We may well see the resurgence of the specialist broker who can source liquidity away from the more traditional venues once again.
The important thing is to permit different execution methods, to enable the trader to get the best result for the client in as reasonable and fair way as possible
The buyside is far more engaged in MiFID II than it was in MiFID I. I’m not convinced that the industry on the whole was really fully ready in 2007. Now however we have much more internal engagement and are an integral part of the decision-making process.
Do you think that best execution has improved since MiFID I?
If you were to ask me what keeps me awake at night, it is how do we define, prove and demonstrate best execution. It is hard to define and is open to multiple interpretations. I do think the absolute prices achieved today are better than in the past but there is still work to be done on the pre-trade side. This is the art and skill of the trader, as opposed to the science and technology of a post trade analysis.
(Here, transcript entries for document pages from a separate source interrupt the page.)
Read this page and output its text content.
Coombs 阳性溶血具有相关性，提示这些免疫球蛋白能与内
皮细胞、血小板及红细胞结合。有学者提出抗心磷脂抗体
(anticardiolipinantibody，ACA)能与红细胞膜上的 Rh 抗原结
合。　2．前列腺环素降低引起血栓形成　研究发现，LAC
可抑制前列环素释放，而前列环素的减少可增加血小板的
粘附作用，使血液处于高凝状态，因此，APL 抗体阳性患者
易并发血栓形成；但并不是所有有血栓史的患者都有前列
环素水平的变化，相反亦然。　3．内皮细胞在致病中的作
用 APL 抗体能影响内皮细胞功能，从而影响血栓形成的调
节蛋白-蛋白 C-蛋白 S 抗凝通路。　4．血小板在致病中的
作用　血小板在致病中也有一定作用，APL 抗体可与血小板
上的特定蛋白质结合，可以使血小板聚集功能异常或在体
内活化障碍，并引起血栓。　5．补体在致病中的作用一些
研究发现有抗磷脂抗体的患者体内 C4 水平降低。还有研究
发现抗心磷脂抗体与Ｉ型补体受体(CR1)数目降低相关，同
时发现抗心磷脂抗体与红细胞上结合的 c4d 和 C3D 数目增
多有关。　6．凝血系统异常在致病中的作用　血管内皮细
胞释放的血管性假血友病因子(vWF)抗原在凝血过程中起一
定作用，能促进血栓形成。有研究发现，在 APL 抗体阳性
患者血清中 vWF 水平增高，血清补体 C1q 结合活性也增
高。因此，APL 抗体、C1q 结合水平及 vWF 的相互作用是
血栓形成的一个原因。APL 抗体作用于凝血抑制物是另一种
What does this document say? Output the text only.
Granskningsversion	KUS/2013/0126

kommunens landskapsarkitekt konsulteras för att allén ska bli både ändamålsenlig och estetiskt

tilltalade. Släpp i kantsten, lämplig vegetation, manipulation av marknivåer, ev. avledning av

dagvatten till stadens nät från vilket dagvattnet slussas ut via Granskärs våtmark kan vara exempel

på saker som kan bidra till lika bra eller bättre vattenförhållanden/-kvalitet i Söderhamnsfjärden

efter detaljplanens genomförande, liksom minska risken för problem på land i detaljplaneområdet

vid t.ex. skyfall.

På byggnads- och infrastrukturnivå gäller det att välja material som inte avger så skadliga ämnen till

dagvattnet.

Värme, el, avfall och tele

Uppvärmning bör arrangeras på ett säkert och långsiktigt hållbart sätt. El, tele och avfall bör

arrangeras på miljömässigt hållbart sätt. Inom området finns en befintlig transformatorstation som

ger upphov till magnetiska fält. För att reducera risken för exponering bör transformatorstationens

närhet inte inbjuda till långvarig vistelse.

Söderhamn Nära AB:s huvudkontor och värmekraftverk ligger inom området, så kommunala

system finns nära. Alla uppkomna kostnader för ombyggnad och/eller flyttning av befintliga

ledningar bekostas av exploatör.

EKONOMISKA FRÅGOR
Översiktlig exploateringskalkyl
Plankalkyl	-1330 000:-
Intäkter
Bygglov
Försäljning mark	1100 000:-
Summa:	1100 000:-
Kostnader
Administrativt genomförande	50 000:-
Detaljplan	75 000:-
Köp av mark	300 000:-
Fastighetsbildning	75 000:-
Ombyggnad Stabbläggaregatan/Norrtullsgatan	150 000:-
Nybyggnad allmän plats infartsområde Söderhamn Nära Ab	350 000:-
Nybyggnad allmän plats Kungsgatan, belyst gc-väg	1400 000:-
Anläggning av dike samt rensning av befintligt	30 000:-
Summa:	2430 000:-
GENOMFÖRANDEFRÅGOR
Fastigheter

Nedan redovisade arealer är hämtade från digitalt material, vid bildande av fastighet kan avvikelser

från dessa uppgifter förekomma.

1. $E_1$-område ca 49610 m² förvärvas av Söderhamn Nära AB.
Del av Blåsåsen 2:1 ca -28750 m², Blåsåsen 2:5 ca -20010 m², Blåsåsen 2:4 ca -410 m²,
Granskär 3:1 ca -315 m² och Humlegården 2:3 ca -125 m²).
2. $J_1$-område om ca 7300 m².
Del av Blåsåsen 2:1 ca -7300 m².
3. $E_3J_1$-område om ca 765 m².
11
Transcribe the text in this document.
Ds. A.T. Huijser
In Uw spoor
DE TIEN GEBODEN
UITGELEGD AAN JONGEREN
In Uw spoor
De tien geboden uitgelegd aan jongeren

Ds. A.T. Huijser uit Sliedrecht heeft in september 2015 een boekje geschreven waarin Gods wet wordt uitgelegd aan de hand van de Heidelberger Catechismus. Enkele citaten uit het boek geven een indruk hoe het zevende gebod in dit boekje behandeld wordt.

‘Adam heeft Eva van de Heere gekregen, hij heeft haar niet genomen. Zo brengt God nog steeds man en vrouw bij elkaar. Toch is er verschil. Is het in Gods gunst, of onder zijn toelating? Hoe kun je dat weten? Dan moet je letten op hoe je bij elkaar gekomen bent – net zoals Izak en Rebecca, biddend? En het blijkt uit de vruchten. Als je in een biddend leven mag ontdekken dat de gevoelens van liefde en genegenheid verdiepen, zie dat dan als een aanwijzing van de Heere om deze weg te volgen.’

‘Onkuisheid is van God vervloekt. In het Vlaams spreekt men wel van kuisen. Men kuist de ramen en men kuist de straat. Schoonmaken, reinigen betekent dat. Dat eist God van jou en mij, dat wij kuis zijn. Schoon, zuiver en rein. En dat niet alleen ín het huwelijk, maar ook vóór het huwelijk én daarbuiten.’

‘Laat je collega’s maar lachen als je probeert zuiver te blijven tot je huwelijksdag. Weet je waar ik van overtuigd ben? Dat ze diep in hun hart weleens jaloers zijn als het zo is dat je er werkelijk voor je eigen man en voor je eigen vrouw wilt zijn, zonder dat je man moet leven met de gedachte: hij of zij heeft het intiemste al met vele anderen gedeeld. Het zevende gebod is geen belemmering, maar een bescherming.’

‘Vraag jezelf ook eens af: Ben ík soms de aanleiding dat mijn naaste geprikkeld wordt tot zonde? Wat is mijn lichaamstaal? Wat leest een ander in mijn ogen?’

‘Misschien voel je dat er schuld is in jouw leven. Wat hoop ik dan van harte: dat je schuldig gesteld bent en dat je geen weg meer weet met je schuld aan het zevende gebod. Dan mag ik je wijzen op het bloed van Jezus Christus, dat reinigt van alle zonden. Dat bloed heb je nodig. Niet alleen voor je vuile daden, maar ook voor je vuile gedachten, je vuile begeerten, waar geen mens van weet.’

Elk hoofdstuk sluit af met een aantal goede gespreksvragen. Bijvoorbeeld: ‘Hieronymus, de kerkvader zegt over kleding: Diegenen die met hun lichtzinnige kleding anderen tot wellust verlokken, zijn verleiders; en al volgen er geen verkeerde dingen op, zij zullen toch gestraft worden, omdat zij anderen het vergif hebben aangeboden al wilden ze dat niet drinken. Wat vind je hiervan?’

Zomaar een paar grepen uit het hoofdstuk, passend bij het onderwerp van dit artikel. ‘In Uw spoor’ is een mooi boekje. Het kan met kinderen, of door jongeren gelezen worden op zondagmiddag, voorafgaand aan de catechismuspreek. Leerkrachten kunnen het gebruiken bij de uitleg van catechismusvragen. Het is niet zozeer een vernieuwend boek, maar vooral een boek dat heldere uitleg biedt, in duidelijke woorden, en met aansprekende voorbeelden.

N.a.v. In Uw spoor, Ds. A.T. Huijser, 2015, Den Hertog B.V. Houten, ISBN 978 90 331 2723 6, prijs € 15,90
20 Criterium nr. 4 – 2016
Traders have their own process of determining the best tactic to get the best result, the challenge is to somehow make that measurable and incorporate that into a framework to demonstrate what we have done to achieve the best and most suitable outcome.
I think it is one of my industry’s biggest challenges and we are spending a great deal of time with our compliance department and regulators to develop the right kind of framework.
MiFID I set us on the road while MiFID II will keep us very much engaged.
What do you think of the buyside platforms such as Plato and Luminex? Will they help in mitigating liquidity risks? Will it stop HFT from gaming?
New trading platforms need a large number of participants and institutional flow to make them work. Liquidity is always the defining factor in the success of a venue and with the right mix of participants and subsequent commitment I would fully expect them to prove their worth. Both have been created out of Industry need, and to a large extent, dissatisfaction with the way the market has evolved.
What do you see as the biggest challenges and opportunities for 2015?
Going back to my earlier point, I think it is going to be around the best execution piece and trying to come up with some practical definitions which allow us to turn an art into a scientific, proven process.
It won’t be easy because of the diverse and fragmented nature of the markets but the aim is to get the best available price for the client.
David Miller is the head of European, Middle East and Africa equity trading for Invesco. He started his career in 1984 as a dealer on the London Stock Exchange, working with Smith New Court trading mainly smaller companies. In 1995 he was involved in the creation of the UK’s first Order Driven Exchange, Tradepoint, where he was market controller. Miller returned to trading with Knight Securities in London in 2000. Prior to joining Invesco in 2001 he spent some time with Virt-x as a trading consultant as they launched a pan-European exchange.